Newswise — In a landmark case argued by two S.J. Quinney College of Law alums, the Utah Supreme Court ruled on May 6, 2021, that transgender Utahns have a legal right to change the name and gender marker on their birth certificates and other state records.
Chris Wharton, J.D. '09, and Kyler O’Brien, J.D. '16, represented Angie Rice and Sean Childers-Gray in the case—In Re Gray and Rice (20170046) 2021 UT 13—along with attorneys Troy Booher, Beth Kennedy, and Alexandra Mareschal. Beth Jennings, adjunct assistant professor and assistant librarian in the college’s James E. Faust Law Library, provided substantial research support.
The case came before the state’s top court in 2018 after a judge in Utah’s 2nd District Court in Ogden denied petitions filed by Rice and Childers-Gray on the grounds that how birth certificates can be changed is purely the Legislature’s prerogative.
Not so, said the court in its 4-1 decision. “A person has a common-law right to change facets of their personal legal status, including their sex designation,” the majority said in the decision. The court said the Utah Legislature has, by statute, provided a process to seek court approval of a change in name or sex identification. If granted, that court order then can be filed with the state registrar with an application to change a birth certificate.
“Today, we provide a plain-meaning interpretation of the duly enacted law allowing individuals to change their sex designations,” the majority wrote, noting the requirements had been met by the appellants. It reversed the district court’s decision and remanded the case with instructions to enter orders granting the sex-change petitions filed by Rice and Childers-Gray.
In a footnote, the majority noted that “language matters” and said addressing petitioners by their preferred pronouns is important and “amplifies” the need to match government identification documents to held-out identities. The majority also rejected “with hammer and tongs” assertions made by both the district judge and in the dissenting opinion that approving name and gender change applications would have general “slippery-slope” impacts, noting “other courts have addressed arguments like those made by the dissent and thoroughly rejected them."

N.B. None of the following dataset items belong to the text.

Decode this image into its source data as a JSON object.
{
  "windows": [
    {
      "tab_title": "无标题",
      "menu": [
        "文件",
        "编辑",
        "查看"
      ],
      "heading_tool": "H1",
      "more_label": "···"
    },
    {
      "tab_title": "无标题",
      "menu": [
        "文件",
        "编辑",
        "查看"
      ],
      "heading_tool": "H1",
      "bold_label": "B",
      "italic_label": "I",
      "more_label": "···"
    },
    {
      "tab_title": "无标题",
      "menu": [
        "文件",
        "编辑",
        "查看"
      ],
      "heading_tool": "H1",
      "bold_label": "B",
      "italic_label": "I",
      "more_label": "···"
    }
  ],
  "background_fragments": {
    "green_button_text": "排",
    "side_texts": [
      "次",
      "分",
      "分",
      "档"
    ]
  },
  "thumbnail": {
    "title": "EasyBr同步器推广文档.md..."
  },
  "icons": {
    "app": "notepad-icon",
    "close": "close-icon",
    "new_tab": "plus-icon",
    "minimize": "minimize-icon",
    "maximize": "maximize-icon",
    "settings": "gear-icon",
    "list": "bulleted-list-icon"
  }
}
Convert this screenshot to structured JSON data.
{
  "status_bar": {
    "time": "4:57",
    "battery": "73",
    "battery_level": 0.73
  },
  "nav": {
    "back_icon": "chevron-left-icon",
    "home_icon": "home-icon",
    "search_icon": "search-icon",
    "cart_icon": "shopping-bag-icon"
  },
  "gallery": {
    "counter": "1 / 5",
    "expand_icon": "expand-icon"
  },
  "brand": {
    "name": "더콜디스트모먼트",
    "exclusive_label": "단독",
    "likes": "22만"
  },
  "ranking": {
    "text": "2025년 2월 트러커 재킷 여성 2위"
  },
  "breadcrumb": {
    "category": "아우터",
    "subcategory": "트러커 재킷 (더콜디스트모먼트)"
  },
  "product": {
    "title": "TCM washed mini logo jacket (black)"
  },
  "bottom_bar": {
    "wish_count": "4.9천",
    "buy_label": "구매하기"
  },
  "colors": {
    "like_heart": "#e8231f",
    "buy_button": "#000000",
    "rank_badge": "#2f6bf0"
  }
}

Rice and Childers-Gray are “kind of on cloud nine right now,” Wharton said. “Sean says he hasn’t slept this well in four years. This means that their applications are now going to be treated the same as hundreds or thousands of gender and name change applications across the state.”
Previously, judges within a single district were making differing decisions about applications. “If you drew the right judge, you could get a name and gender change with no problem. If you drew the wrong judge, you were stuck,” Wharton said. “That is shocking to most people in this country to think that a law is not applied uniformly to you and your neighbor, depending on which area of the state you live in and what judge you drew.”
Wharton said the decision also means that other transgender Utahns no longer must worry about how their applications will be handled no matter what county or courtroom they find themselves in.
“We have a clear, workable standard that has been in place since the statute was created back in the 1970s and we have clear instructions from the state’s supreme court about how that is going to be applied uniformly across the state.”
More broadly, Wharton said, the case is significant for the legal community and jurisprudence in the state because it demonstrates that the Utah Constitution doesn’t require a case or controversy for an issue to be resolved in state court. “No one opposed this from the beginning,” Wharton said, “it was just the refusal of the judge to grant the relief requested.”
Wharton said the Utah Attorney General’s Office declined to intervene in the case early on. When asked by the justices to provide the court with briefs on three issues, the office “basically said they were satisfied with our briefing and, since we weren’t challenging the constitutionality of any statutes, didn’t have any objection to the remedy we were asking for.”
While statutes governing how birth certificates can be changed vary from state to state, the Utah Supreme Court’s analysis about individuals having a common law right to change their name or gender on these documents adds to the body of law nationally reaching the same conclusion.
“The Utah Supreme Court’s analysis will be really helpful as a persuasive authority” on the common law nature of this right, Wharton said.